-
Type: Bug
-
Resolution: Done
-
Priority: Major - P3
-
Affects Version/s: 2.5.4
-
Component/s: Concurrency, Querying
-
Environment:Linux ip-10-237-131-70 3.11.0-12-generic #19-Ubuntu SMP Wed Oct 9 16:20:46 UTC 2013 x86_64 x86_64 x86_64 GNU/Linux
-
ALL
Queries of the type
find({x: Integer, y:Integer})
on documents which schema is
{x: Integer, y: Integer}
are about 2x slower on 2.6 with respect to 2.4, in case one of the two field key set has low cardinality, index intersection is on, and two indexes are built (one on each field, x and y).
Disabling index intersection makes the problem going away.
Analysis of the problem:
It mostly relies on the couple idx intersection + low cardinality. Imagine the worst case scenario where you have all the documents where one field is fixed and the other is an increasing integer, namely:
{x: 0, y: 0}, {x:1, y: 0}, {x: 2, y:0} ...

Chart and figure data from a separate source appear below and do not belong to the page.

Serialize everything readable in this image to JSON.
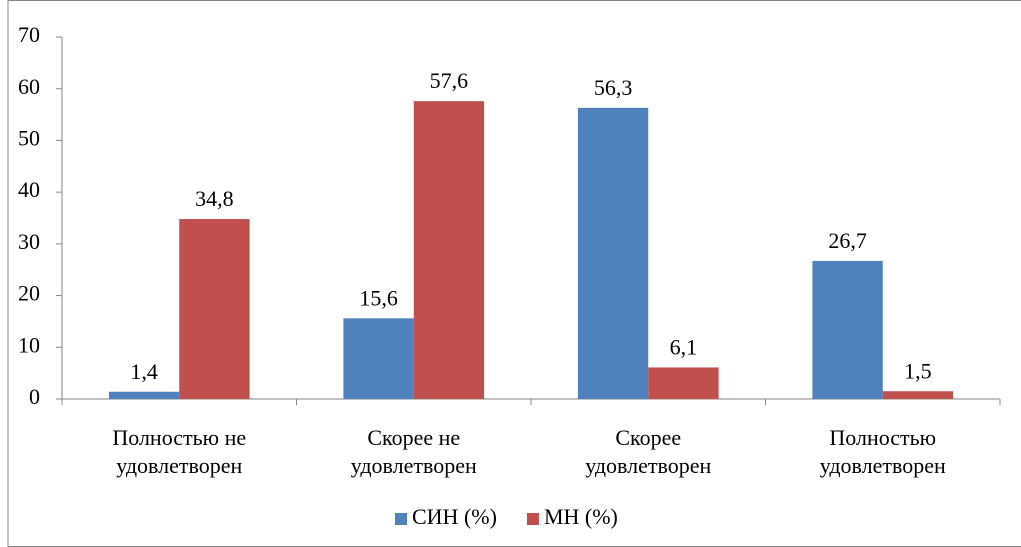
{
  "chart_data": {
    "type": "bar",
    "categories": [
      "Полностью не\nудовлетворен",
      "Скорее не\nудовлетворен",
      "Скорее\nудовлетворен",
      "Полностью\nудовлетворен"
    ],
    "series": [
      {
        "name": "СИН (%)",
        "color": "#4f81bd",
        "values": [
          1.4,
          15.6,
          56.3,
          26.7
        ],
        "value_labels": [
          "1,4",
          "15,6",
          "56,3",
          "26,7"
        ]
      },
      {
        "name": "МН (%)",
        "color": "#c0504d",
        "values": [
          34.8,
          57.6,
          6.1,
          1.5
        ],
        "value_labels": [
          "34,8",
          "57,6",
          "6,1",
          "1,5"
        ]
      }
    ],
    "ylim": [
      0,
      70
    ],
    "yticks": [
      0,
      10,
      20,
      30,
      40,
      50,
      60,
      70
    ],
    "grid": false,
    "legend": "bottom"
  }
}
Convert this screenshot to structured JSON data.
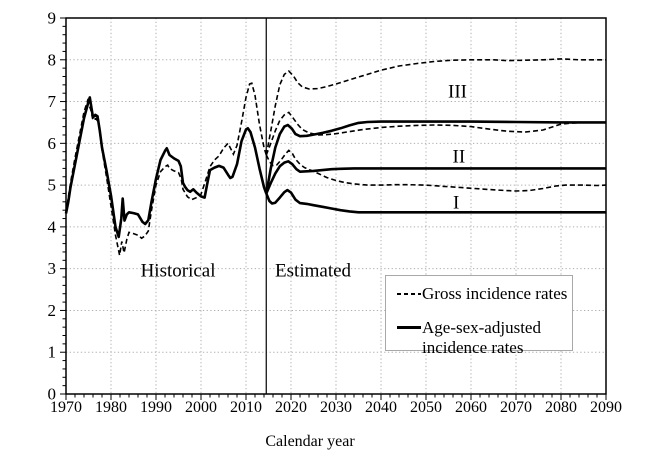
{
  "chart_data": {
    "type": "line",
    "title": "",
    "xlabel": "Calendar year",
    "ylabel": "",
    "xlim": [
      1970,
      2090
    ],
    "ylim": [
      0,
      9
    ],
    "grid": true,
    "x_axis": {
      "major_ticks": [
        1970,
        1980,
        1990,
        2000,
        2010,
        2020,
        2030,
        2040,
        2050,
        2060,
        2070,
        2080,
        2090
      ],
      "minor_step": 2
    },
    "y_axis": {
      "major_ticks": [
        0,
        1,
        2,
        3,
        4,
        5,
        6,
        7,
        8,
        9
      ],
      "minor_step": 0.2
    },
    "divider": {
      "x": 2014.5
    },
    "region_labels": [
      {
        "text": "Historical",
        "x": 1994.9,
        "y": 2.94
      },
      {
        "text": "Estimated",
        "x": 2024.9,
        "y": 2.94
      }
    ],
    "scenario_labels": [
      {
        "text": "III",
        "x": 2057.0,
        "y": 7.22
      },
      {
        "text": "II",
        "x": 2057.3,
        "y": 5.67
      },
      {
        "text": "I",
        "x": 2056.7,
        "y": 4.57
      }
    ],
    "legend": {
      "items": [
        {
          "style": "dashed",
          "lines": [
            "Gross incidence rates",
            ""
          ]
        },
        {
          "style": "solid",
          "lines": [
            "Age-sex-adjusted",
            "incidence rates"
          ]
        }
      ]
    },
    "colors": {
      "line": "#000000",
      "grid": "#b0b0b0"
    },
    "series": [
      {
        "name": "gross-historical",
        "legend": "Gross incidence rates",
        "style": "dashed",
        "points": [
          [
            1970,
            4.35
          ],
          [
            1970.5,
            4.7
          ],
          [
            1971,
            5.05
          ],
          [
            1972,
            5.65
          ],
          [
            1973,
            6.2
          ],
          [
            1974,
            6.75
          ],
          [
            1974.8,
            7.02
          ],
          [
            1975.5,
            6.8
          ],
          [
            1976,
            6.55
          ],
          [
            1976.7,
            6.6
          ],
          [
            1977.3,
            6.45
          ],
          [
            1978,
            5.85
          ],
          [
            1979,
            5.2
          ],
          [
            1980,
            4.5
          ],
          [
            1981,
            3.8
          ],
          [
            1981.9,
            3.32
          ],
          [
            1982.4,
            3.65
          ],
          [
            1982.9,
            3.38
          ],
          [
            1983.5,
            3.7
          ],
          [
            1984,
            3.87
          ],
          [
            1985,
            3.84
          ],
          [
            1986,
            3.8
          ],
          [
            1986.8,
            3.73
          ],
          [
            1987.5,
            3.78
          ],
          [
            1988.3,
            3.9
          ],
          [
            1989,
            4.4
          ],
          [
            1990,
            5.0
          ],
          [
            1991,
            5.32
          ],
          [
            1992,
            5.44
          ],
          [
            1992.6,
            5.48
          ],
          [
            1993,
            5.4
          ],
          [
            1994,
            5.34
          ],
          [
            1995,
            5.3
          ],
          [
            1995.6,
            5.15
          ],
          [
            1996,
            4.9
          ],
          [
            1997,
            4.72
          ],
          [
            1997.9,
            4.65
          ],
          [
            1999,
            4.7
          ],
          [
            2000,
            4.78
          ],
          [
            2001,
            5.1
          ],
          [
            2002,
            5.44
          ],
          [
            2003,
            5.6
          ],
          [
            2004,
            5.7
          ],
          [
            2005,
            5.88
          ],
          [
            2006,
            6.0
          ],
          [
            2006.7,
            5.85
          ],
          [
            2007.2,
            5.74
          ],
          [
            2008,
            5.95
          ],
          [
            2009,
            6.5
          ],
          [
            2010,
            7.1
          ],
          [
            2010.8,
            7.42
          ],
          [
            2011.3,
            7.44
          ],
          [
            2012,
            7.15
          ],
          [
            2013,
            6.45
          ],
          [
            2014,
            5.9
          ],
          [
            2014.5,
            5.72
          ]
        ]
      },
      {
        "name": "gross-III",
        "legend": "Gross incidence rates, scenario III",
        "style": "dashed",
        "points": [
          [
            2014.5,
            5.72
          ],
          [
            2015.5,
            6.3
          ],
          [
            2016.5,
            6.9
          ],
          [
            2017.5,
            7.4
          ],
          [
            2018.5,
            7.65
          ],
          [
            2019.5,
            7.73
          ],
          [
            2020.5,
            7.62
          ],
          [
            2021.5,
            7.45
          ],
          [
            2022.5,
            7.35
          ],
          [
            2024,
            7.3
          ],
          [
            2026,
            7.31
          ],
          [
            2028,
            7.36
          ],
          [
            2030,
            7.42
          ],
          [
            2033,
            7.52
          ],
          [
            2036,
            7.62
          ],
          [
            2040,
            7.75
          ],
          [
            2044,
            7.85
          ],
          [
            2048,
            7.91
          ],
          [
            2052,
            7.96
          ],
          [
            2056,
            7.99
          ],
          [
            2060,
            8.0
          ],
          [
            2065,
            8.0
          ],
          [
            2068,
            7.98
          ],
          [
            2072,
            7.99
          ],
          [
            2076,
            8.0
          ],
          [
            2080,
            8.02
          ],
          [
            2084,
            8.0
          ],
          [
            2090,
            8.0
          ]
        ]
      },
      {
        "name": "gross-II",
        "legend": "Gross incidence rates, scenario II",
        "style": "dashed",
        "points": [
          [
            2014.5,
            5.72
          ],
          [
            2015.5,
            6.0
          ],
          [
            2016.5,
            6.3
          ],
          [
            2017.5,
            6.55
          ],
          [
            2018.5,
            6.68
          ],
          [
            2019.5,
            6.74
          ],
          [
            2020.5,
            6.6
          ],
          [
            2021.5,
            6.45
          ],
          [
            2022.5,
            6.33
          ],
          [
            2024,
            6.25
          ],
          [
            2026,
            6.2
          ],
          [
            2028,
            6.21
          ],
          [
            2030,
            6.23
          ],
          [
            2033,
            6.28
          ],
          [
            2036,
            6.33
          ],
          [
            2040,
            6.38
          ],
          [
            2044,
            6.41
          ],
          [
            2048,
            6.43
          ],
          [
            2052,
            6.44
          ],
          [
            2056,
            6.43
          ],
          [
            2060,
            6.4
          ],
          [
            2064,
            6.34
          ],
          [
            2068,
            6.29
          ],
          [
            2072,
            6.27
          ],
          [
            2076,
            6.32
          ],
          [
            2080,
            6.46
          ],
          [
            2083,
            6.49
          ],
          [
            2086,
            6.5
          ],
          [
            2090,
            6.5
          ]
        ]
      },
      {
        "name": "gross-I",
        "legend": "Gross incidence rates, scenario I",
        "style": "dashed",
        "points": [
          [
            2014.5,
            5.72
          ],
          [
            2015.3,
            5.55
          ],
          [
            2016,
            5.47
          ],
          [
            2016.8,
            5.48
          ],
          [
            2017.8,
            5.6
          ],
          [
            2018.8,
            5.75
          ],
          [
            2019.5,
            5.83
          ],
          [
            2020.3,
            5.76
          ],
          [
            2021,
            5.62
          ],
          [
            2022,
            5.5
          ],
          [
            2023,
            5.42
          ],
          [
            2024.5,
            5.35
          ],
          [
            2026,
            5.28
          ],
          [
            2028,
            5.18
          ],
          [
            2030,
            5.11
          ],
          [
            2032,
            5.06
          ],
          [
            2034,
            5.03
          ],
          [
            2037,
            5.0
          ],
          [
            2040,
            5.0
          ],
          [
            2043,
            5.01
          ],
          [
            2046,
            5.01
          ],
          [
            2050,
            5.0
          ],
          [
            2054,
            4.97
          ],
          [
            2058,
            4.94
          ],
          [
            2062,
            4.91
          ],
          [
            2066,
            4.88
          ],
          [
            2070,
            4.86
          ],
          [
            2073,
            4.87
          ],
          [
            2076,
            4.92
          ],
          [
            2079,
            4.98
          ],
          [
            2081,
            5.0
          ],
          [
            2085,
            5.0
          ],
          [
            2088,
            4.99
          ],
          [
            2090,
            5.0
          ]
        ]
      },
      {
        "name": "adjusted-historical",
        "legend": "Age-sex-adjusted incidence rates",
        "style": "solid",
        "points": [
          [
            1970,
            4.32
          ],
          [
            1970.5,
            4.6
          ],
          [
            1971,
            4.95
          ],
          [
            1972,
            5.5
          ],
          [
            1973,
            6.05
          ],
          [
            1974,
            6.6
          ],
          [
            1975,
            7.0
          ],
          [
            1975.3,
            7.1
          ],
          [
            1976,
            6.62
          ],
          [
            1976.5,
            6.68
          ],
          [
            1977,
            6.65
          ],
          [
            1977.5,
            6.3
          ],
          [
            1978,
            5.9
          ],
          [
            1979,
            5.35
          ],
          [
            1980,
            4.75
          ],
          [
            1981,
            4.0
          ],
          [
            1981.7,
            3.76
          ],
          [
            1982.3,
            4.2
          ],
          [
            1982.6,
            4.68
          ],
          [
            1983,
            4.15
          ],
          [
            1983.5,
            4.3
          ],
          [
            1984,
            4.35
          ],
          [
            1985,
            4.33
          ],
          [
            1986,
            4.3
          ],
          [
            1987,
            4.12
          ],
          [
            1987.6,
            4.07
          ],
          [
            1988.3,
            4.16
          ],
          [
            1989,
            4.6
          ],
          [
            1990,
            5.15
          ],
          [
            1991,
            5.6
          ],
          [
            1992,
            5.82
          ],
          [
            1992.4,
            5.88
          ],
          [
            1993,
            5.72
          ],
          [
            1994,
            5.64
          ],
          [
            1995,
            5.58
          ],
          [
            1995.5,
            5.45
          ],
          [
            1996,
            5.05
          ],
          [
            1996.5,
            4.95
          ],
          [
            1997,
            4.88
          ],
          [
            1997.6,
            4.84
          ],
          [
            1998.3,
            4.9
          ],
          [
            1999,
            4.82
          ],
          [
            2000,
            4.73
          ],
          [
            2000.8,
            4.7
          ],
          [
            2001.5,
            5.1
          ],
          [
            2002,
            5.36
          ],
          [
            2003,
            5.42
          ],
          [
            2004,
            5.46
          ],
          [
            2005,
            5.42
          ],
          [
            2006,
            5.25
          ],
          [
            2006.5,
            5.17
          ],
          [
            2007,
            5.2
          ],
          [
            2008,
            5.5
          ],
          [
            2009,
            6.05
          ],
          [
            2010,
            6.33
          ],
          [
            2010.4,
            6.36
          ],
          [
            2011,
            6.27
          ],
          [
            2012,
            5.9
          ],
          [
            2013,
            5.4
          ],
          [
            2014,
            4.95
          ],
          [
            2014.5,
            4.8
          ]
        ]
      },
      {
        "name": "adjusted-III",
        "legend": "Age-sex-adjusted incidence rates, scenario III",
        "style": "solid",
        "points": [
          [
            2014.5,
            4.8
          ],
          [
            2015.5,
            5.4
          ],
          [
            2016.5,
            5.9
          ],
          [
            2017.5,
            6.22
          ],
          [
            2018.5,
            6.4
          ],
          [
            2019.3,
            6.44
          ],
          [
            2020.2,
            6.35
          ],
          [
            2021,
            6.22
          ],
          [
            2022,
            6.17
          ],
          [
            2023.5,
            6.18
          ],
          [
            2025,
            6.21
          ],
          [
            2027,
            6.25
          ],
          [
            2029,
            6.3
          ],
          [
            2031,
            6.36
          ],
          [
            2033,
            6.43
          ],
          [
            2035,
            6.49
          ],
          [
            2037,
            6.51
          ],
          [
            2040,
            6.52
          ],
          [
            2050,
            6.52
          ],
          [
            2060,
            6.52
          ],
          [
            2070,
            6.51
          ],
          [
            2080,
            6.5
          ],
          [
            2090,
            6.5
          ]
        ]
      },
      {
        "name": "adjusted-II",
        "legend": "Age-sex-adjusted incidence rates, scenario II",
        "style": "solid",
        "points": [
          [
            2014.5,
            4.8
          ],
          [
            2015.5,
            5.05
          ],
          [
            2016.5,
            5.28
          ],
          [
            2017.5,
            5.45
          ],
          [
            2018.5,
            5.54
          ],
          [
            2019.4,
            5.57
          ],
          [
            2020.3,
            5.5
          ],
          [
            2021.2,
            5.38
          ],
          [
            2022,
            5.32
          ],
          [
            2023.5,
            5.33
          ],
          [
            2025,
            5.34
          ],
          [
            2027,
            5.36
          ],
          [
            2029,
            5.38
          ],
          [
            2031,
            5.39
          ],
          [
            2034,
            5.4
          ],
          [
            2040,
            5.4
          ],
          [
            2050,
            5.4
          ],
          [
            2060,
            5.4
          ],
          [
            2070,
            5.4
          ],
          [
            2080,
            5.4
          ],
          [
            2090,
            5.4
          ]
        ]
      },
      {
        "name": "adjusted-I",
        "legend": "Age-sex-adjusted incidence rates, scenario I",
        "style": "solid",
        "points": [
          [
            2014.5,
            4.8
          ],
          [
            2015.2,
            4.62
          ],
          [
            2015.8,
            4.56
          ],
          [
            2016.5,
            4.58
          ],
          [
            2017.5,
            4.7
          ],
          [
            2018.5,
            4.83
          ],
          [
            2019.2,
            4.88
          ],
          [
            2020,
            4.82
          ],
          [
            2021,
            4.65
          ],
          [
            2022,
            4.57
          ],
          [
            2023.5,
            4.55
          ],
          [
            2025,
            4.52
          ],
          [
            2027,
            4.48
          ],
          [
            2029,
            4.44
          ],
          [
            2031,
            4.4
          ],
          [
            2033,
            4.37
          ],
          [
            2035,
            4.35
          ],
          [
            2040,
            4.35
          ],
          [
            2050,
            4.35
          ],
          [
            2060,
            4.35
          ],
          [
            2070,
            4.35
          ],
          [
            2080,
            4.35
          ],
          [
            2090,
            4.35
          ]
        ]
      }
    ]
  }
}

and the two aforementioned indexes.
Now, if index intersection is ON, and you do a query of the type
db.goo.find({x: something, y: 0})
your query engine will likely scan the whole index for y (and part of the index for x), causing the huge performance drawback. This is somewhat confirmed by experimental results, see attached screenshot + script. There's a point after which index intersection is a clear win – unfortunately I think it's hard to choose such value without statistics/histograms.
Now, I still think that this is somewhat a corner case because people should never build an index on a key with very low cardinality as the one showed in the example, but still, 2.4.8 doesn't exhibits the following behavior so the query optimizer should probably do its best to not pick the idx isect plan in this case.